Élections américaines : le spectre de « l'America first », la grande peur du monde des affaires en France- par Jean LÉVY
Mardi 8 novembre, aux États-Unis, les électeurs sont appelés à voter pour partiellement renouveler le Sénat et la Chambre des Représentants. Dans un article précédent, nous avons éclairé nos lecteurs sur le mécanisme de cette consultation à mi-mandat du Président.
Que ces élections passionnent les électeurs étatsuniens, rien de plus normal, puisque les Assemblées peuvent changer de majorité, au détriment de parti du Président démocrate, Joe Biden.
Mais cette fièvre s'étend aux milieux d'affaires français et à leurs dociles médias.
Pourquoi ?
"Le Monde" n'est pas le moins enragé.
Dans son édition datée du 27 octobre, Gilles Paris titre sa chronique géopolitique : "Le spectre de l'America first", c'est-à-dire le repli des Etats-Unis sur leur territoire, délaissant leur rôle de gendarme du monde.
Il vrai que les USA traverse une crise profonde, une opinion publique qui s'affronte, bloc contre bloc, une "véritable guerre civile froide", disent certains commentateurs, sur fond de crise sociale, avec une inflation record, premier sujet de préoccupation de la population.
Le Parti républicain propose donc un changement de cap, tourné vers les problèmes intérieurs.
Alors que l'administration démocrate, au contraire, tente d'exporter ses problèmes à l'étranger, en Europe, en menant une guerre par procuration en Ukraine. D'où l'accusation de leurs adversaires républicains envers un Joe Biden, dépendant du Pentagone et de ses clients, les firmes d’armement, influençant la politique du Président.
Mais revenons aux supporters français de la politique du président US - le monde des affaires et de sa Macronie, - et à leur grande peur qu'ils ont d'un changement de stratégie à Washington.
Gilles Paris et "Le Monde" énumèrent les modifications que défendrait une majorité républicaine dans les deux Chambres, et évoque ce que serait aujourd’hui la politique suivie par Donald Trump.

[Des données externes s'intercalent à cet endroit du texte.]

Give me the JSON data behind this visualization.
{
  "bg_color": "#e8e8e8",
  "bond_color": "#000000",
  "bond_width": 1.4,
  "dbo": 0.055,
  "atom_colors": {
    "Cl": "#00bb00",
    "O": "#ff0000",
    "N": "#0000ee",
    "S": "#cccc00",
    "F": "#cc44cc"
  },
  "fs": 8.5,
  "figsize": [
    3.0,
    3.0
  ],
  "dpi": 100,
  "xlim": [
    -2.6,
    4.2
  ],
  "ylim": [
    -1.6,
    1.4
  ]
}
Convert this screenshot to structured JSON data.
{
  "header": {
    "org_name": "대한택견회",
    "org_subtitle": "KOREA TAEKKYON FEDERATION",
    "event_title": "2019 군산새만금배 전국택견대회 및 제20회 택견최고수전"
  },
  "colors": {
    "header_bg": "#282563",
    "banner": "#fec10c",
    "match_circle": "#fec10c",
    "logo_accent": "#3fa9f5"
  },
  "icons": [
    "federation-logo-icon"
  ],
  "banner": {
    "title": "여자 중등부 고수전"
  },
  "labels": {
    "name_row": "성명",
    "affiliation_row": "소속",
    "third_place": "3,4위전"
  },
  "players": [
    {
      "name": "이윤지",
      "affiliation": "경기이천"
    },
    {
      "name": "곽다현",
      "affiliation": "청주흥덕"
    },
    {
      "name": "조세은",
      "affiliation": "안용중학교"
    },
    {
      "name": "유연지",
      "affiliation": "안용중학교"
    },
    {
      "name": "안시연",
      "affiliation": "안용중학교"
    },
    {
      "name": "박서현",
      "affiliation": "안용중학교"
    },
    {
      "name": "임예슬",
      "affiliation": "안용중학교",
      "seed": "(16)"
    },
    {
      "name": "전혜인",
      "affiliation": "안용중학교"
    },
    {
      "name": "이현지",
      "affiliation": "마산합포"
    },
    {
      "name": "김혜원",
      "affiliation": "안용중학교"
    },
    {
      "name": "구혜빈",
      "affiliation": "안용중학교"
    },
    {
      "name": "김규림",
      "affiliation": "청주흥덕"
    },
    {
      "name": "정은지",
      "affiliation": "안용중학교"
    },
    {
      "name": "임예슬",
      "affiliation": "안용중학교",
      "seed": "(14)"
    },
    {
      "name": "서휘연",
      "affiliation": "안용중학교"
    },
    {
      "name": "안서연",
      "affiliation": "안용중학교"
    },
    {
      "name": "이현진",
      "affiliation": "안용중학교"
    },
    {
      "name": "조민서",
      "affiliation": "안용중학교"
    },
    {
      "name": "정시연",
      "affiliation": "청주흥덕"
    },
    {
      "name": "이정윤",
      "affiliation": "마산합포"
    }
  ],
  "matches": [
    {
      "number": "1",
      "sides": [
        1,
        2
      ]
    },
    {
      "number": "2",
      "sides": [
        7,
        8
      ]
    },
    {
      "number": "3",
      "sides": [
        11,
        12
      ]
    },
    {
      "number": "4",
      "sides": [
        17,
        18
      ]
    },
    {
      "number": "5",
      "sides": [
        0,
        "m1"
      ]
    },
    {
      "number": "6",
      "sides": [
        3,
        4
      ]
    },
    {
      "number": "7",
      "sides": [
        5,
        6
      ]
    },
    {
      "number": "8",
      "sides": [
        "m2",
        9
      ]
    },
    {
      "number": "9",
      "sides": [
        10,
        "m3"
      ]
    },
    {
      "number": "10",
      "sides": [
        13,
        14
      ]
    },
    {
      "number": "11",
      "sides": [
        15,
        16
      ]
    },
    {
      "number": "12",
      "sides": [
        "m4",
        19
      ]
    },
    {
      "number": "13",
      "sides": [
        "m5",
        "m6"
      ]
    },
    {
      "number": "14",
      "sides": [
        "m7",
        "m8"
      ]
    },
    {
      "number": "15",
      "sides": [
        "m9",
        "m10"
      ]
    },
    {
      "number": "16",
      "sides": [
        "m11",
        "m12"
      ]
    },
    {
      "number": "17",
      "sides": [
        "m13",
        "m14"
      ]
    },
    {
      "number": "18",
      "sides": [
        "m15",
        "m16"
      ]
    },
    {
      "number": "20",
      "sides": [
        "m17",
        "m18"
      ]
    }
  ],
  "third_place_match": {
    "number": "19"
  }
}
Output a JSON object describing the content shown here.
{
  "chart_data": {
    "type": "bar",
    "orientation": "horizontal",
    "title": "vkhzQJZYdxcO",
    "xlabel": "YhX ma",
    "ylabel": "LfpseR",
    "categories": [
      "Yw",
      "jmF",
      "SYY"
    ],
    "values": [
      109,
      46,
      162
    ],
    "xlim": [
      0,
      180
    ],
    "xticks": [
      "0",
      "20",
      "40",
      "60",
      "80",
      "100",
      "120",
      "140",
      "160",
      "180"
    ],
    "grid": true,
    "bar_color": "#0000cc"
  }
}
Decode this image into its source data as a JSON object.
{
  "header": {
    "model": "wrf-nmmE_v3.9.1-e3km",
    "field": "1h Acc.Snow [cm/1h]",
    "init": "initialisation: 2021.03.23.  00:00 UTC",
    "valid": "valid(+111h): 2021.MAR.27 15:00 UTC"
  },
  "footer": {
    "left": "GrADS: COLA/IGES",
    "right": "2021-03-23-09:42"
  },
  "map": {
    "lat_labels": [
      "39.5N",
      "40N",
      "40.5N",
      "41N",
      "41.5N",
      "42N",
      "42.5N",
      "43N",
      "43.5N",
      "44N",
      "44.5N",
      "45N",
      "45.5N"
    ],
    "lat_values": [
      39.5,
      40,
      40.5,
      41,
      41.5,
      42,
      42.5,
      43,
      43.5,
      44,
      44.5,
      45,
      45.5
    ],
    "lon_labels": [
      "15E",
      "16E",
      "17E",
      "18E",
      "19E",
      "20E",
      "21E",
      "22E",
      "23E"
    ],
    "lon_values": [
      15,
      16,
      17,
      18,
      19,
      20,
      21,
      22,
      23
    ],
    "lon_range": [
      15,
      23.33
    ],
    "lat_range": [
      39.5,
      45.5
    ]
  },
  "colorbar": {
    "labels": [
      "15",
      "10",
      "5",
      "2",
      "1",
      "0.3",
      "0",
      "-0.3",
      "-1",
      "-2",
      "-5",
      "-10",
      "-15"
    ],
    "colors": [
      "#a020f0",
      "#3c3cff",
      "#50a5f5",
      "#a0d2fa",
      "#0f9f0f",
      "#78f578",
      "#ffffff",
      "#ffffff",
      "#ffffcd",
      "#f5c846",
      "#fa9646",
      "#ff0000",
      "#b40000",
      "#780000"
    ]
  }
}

"Qu'adviendrait-il si Donald Trump occupait le bureau Ovale de la Maison Blanche ? En 2019, il avait été mis en accusation par la Chambre des représentants pour abus de pouvoir après avoir bloqué temporairement une aide militaire destinée à Kiev. (A noter l'aveu de l'envoi de matériel militaire US à Ukraine, trois ans AVANT l'intervention russe...).
Et Gilles Paris de poursuivre ;
"Que serait - il advenu de l'OTAN s'il avait été réélu en 2020 (...) John Bolton (son ancien conseiller à la sécurité) a assuré dans ses mémoires que ce dernier (Donald Trump) aurait profité d'un second mandat pour en retirer les Etats-Unis ». (...)
"Il a suffi d'une phrase prononcée par le possible futur speaker (Président) de la Chambre des Représentants, Kevin McCarthy, pour que le spectre de l'America First, le slogan de Donald Trump, vienne flotter sur le conflit ukrainien. Je pense que les gens vont se retrouver dans une récession, et qu'ils ne vont pas faire un chèque en blanc à l'Ukraine".
Après avoir fait énumérer les forces hostiles à la politique suivie par Joe Biden, - politique que Gilles Paris fait sienne - le journaliste conclut :
"Cette opposition rassemble les voix qui considèrent que les Etats-Unis ont trop longtemps supporté une part disproportionnée du fardeau occidental aux dépens de leurs propres intérêts. Et celles qui font de la compétition entre grandes puissances américaine et chinoises la priorité absolue de Washington pour les décennies à venir.
Dans les deux cas, la conséquence serait la même pour la guerre en Ukraine : un retrait ou un abandon américain qui obligerait les Européens à prendre en mains la gestion d'un conflit désormais considéré à Washington comme secondaire ou périphérique".
On mesure ainsi les raisons de l'angoisse qui saisit les supplétifs médiatiques, porte-paroles des financiers, : si les Républicains trumpistes obtiennent la majorité au Congrès américain aux élections du "Midterm", les Etats-Unis se dégageraient d'Ukraine et, conclut Gilles Paris, les puissances européennes, dont la France, devraient prendre la relève dans la guerre menée contre la Russie...
Jolie perspective à soumettre aux Français.